Teaching & Learning

The Rise of Women’s Studies

Strength in numbers: a women-led UW faculty group meets in 1975 for the formation of what has become the Department of Gender and Women’s Studies. UW Archives S17032

Before the 1970s, to study the history of the world was largely to learn of men fighting wars. Modern literature meant reading the best male authors. Insert any academic discipline, and a woman’s experience or perspective was scarcely to be found.

“Teachers told me about a world in which ostensibly one-half the human race is doing everything significant, and the other half doesn’t exist,” said the late Gerda Lerner, a UW–Madison historian and women’s studies pioneer.

For nearly a half century, the UW–Madison Department of Gender and Women’s Studies has set out to shift that traditional paradigm in education and research. It’s grown into one of the most respected and robust programs in the nation, conferring an undergraduate major and certificate, an LGBTQ+ studies certificate, a master’s degree, and a doctoral minor.

Today, more than 400 undergraduates are enrolled in either the certificate or degree program. The department offers some 25 courses per semester, with 100 more cross-listed with other departments. Fifteen faculty members and nearly 50 affiliated instructors teach courses in a wide range of fields: from biology and psychology to law and politics; from literature and languages to history and religious studies. Increasingly, courses are exploring the intersections of gender identity, sexuality, race, and disability.

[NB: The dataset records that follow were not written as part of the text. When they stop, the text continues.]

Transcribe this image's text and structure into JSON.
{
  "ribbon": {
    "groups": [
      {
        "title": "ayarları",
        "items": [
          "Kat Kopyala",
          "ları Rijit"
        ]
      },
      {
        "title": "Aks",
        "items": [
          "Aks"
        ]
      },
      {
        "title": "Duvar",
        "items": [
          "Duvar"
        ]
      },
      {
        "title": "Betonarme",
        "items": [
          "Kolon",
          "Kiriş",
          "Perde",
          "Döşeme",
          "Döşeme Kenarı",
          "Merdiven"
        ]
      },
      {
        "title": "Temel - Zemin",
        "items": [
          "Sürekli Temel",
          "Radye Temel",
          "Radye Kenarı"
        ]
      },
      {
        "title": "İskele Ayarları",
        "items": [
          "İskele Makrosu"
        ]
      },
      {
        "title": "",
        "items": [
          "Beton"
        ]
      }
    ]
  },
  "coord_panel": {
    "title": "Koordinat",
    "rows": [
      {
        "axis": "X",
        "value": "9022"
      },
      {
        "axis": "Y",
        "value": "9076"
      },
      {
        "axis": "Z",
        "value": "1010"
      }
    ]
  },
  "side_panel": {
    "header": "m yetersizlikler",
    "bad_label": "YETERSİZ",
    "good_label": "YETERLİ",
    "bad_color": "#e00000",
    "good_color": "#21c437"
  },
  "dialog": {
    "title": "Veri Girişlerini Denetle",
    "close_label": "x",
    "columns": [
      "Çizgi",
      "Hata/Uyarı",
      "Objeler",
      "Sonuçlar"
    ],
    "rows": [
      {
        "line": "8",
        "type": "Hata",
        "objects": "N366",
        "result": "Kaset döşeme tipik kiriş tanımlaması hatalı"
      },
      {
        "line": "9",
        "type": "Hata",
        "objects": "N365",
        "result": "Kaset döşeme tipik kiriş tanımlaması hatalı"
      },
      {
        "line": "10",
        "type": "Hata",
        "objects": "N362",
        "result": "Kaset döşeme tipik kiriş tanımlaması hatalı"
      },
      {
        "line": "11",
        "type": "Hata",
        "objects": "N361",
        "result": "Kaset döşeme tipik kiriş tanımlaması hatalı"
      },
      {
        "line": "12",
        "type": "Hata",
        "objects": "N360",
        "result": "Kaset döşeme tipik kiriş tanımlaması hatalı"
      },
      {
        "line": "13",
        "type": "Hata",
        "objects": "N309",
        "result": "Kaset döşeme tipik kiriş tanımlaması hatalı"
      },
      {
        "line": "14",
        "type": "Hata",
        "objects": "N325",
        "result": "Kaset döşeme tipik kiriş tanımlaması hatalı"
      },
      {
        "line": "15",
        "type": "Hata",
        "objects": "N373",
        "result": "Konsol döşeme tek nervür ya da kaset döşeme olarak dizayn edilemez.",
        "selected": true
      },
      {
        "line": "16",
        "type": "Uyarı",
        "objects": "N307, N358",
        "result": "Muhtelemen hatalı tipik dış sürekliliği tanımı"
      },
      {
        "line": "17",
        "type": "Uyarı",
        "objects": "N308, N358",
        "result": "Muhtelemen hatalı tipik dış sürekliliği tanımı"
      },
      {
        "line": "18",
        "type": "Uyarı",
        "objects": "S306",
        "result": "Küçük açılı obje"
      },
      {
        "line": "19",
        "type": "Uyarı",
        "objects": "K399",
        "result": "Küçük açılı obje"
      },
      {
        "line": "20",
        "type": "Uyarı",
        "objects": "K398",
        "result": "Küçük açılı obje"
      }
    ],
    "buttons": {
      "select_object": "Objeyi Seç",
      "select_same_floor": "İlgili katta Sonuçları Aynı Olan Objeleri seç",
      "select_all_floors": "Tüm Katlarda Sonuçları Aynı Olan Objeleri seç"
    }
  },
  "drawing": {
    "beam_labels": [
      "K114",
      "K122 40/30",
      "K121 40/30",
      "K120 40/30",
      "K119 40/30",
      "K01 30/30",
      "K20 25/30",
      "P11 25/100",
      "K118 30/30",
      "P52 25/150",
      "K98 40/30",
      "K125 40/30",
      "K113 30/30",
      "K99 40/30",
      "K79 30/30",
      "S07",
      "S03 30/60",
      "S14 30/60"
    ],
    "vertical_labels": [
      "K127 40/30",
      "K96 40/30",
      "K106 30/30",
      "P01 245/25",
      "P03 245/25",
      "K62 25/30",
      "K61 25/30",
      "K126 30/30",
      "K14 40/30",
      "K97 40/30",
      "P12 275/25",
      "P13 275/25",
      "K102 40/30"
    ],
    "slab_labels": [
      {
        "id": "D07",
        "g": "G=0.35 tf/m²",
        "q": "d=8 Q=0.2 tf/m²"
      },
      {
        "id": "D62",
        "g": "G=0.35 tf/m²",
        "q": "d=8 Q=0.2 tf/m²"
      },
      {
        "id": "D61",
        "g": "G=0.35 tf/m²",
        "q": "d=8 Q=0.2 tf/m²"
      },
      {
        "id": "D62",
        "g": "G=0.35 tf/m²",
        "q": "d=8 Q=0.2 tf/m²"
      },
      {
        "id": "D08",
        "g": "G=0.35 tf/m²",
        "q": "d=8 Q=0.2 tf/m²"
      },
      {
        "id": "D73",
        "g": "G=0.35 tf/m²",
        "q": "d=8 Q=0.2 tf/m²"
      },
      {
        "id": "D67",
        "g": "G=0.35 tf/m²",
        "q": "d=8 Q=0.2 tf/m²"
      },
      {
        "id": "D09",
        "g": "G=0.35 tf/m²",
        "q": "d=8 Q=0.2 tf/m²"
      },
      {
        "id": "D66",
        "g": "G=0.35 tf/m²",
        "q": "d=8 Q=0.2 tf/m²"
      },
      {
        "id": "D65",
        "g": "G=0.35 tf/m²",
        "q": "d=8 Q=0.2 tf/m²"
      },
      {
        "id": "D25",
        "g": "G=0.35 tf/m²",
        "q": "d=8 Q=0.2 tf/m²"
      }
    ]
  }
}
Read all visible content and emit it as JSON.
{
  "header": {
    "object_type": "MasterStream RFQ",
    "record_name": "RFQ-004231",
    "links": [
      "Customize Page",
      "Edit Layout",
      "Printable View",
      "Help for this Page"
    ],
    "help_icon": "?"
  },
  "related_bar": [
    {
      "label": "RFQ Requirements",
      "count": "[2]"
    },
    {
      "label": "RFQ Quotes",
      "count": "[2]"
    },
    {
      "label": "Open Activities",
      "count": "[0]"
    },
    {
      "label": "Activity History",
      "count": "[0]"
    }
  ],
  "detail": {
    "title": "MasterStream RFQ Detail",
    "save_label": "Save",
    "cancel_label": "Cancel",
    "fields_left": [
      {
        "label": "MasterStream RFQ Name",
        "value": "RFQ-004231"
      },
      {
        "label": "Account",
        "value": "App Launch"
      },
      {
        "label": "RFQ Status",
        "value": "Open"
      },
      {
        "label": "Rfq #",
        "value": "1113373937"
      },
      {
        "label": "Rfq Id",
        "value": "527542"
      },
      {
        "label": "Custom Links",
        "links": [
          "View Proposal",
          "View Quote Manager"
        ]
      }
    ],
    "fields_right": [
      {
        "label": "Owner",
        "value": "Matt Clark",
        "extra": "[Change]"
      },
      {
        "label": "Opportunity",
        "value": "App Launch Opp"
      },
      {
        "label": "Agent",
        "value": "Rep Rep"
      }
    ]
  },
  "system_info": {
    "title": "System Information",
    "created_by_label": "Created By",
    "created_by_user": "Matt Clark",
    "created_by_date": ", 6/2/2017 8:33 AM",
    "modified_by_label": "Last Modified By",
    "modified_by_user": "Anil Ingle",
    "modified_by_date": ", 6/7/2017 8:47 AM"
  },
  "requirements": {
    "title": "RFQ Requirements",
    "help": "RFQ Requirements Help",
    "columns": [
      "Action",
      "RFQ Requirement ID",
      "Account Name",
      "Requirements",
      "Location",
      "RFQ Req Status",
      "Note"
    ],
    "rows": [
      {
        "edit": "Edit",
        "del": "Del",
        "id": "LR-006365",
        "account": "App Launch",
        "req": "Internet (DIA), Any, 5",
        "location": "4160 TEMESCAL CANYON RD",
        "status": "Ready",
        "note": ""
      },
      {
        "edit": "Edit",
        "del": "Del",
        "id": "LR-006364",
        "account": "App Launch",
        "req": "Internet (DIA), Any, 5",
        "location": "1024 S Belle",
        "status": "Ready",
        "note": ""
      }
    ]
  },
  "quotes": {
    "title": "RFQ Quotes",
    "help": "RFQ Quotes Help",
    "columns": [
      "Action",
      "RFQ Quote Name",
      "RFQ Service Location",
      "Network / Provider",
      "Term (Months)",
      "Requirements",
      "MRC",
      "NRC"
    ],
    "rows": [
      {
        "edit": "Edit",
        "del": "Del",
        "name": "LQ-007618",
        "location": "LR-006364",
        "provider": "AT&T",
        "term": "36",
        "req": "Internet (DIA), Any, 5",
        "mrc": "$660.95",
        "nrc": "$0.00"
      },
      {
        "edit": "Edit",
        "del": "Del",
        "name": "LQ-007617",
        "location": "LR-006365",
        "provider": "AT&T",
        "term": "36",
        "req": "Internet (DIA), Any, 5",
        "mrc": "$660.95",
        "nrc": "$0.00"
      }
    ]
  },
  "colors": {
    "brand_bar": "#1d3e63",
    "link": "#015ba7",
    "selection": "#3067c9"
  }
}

“We’ve always been strongly interdisciplinary across the humanities, the social sciences, and even the biological sciences,” says Janet Hyde, a professor of psychology and gender and women’s studies, whose research has debunked myths of biological differences between men and women related to personality and cognitive ability.

The field of women’s studies rose alongside the larger women’s movement in the late ’60s and early ’70s. On the UW campus, groups of female faculty connected demands for fair pay and hiring with a desire for a centralized women’s studies program. Following an effort across the UW System, a UW–Madison committee appointed by Chancellor Edwin Young MA’42, PhD’50 established a framework for what would officially become the Women’s Studies Program in 1975.

The program began with less than a handful of courses and faculty members who held joint appointments on campus. In 2008, the program became a full academic department, with the ability to hire faculty of its own and independently offer tenure. It’s currently in the process of establishing a PhD program, which would finish rounding out its academic offerings and no doubt please the foremothers of women’s studies.

“I want women’s history to be legitimate,” Lerner once wrote. “To be part of every curriculum on every level.”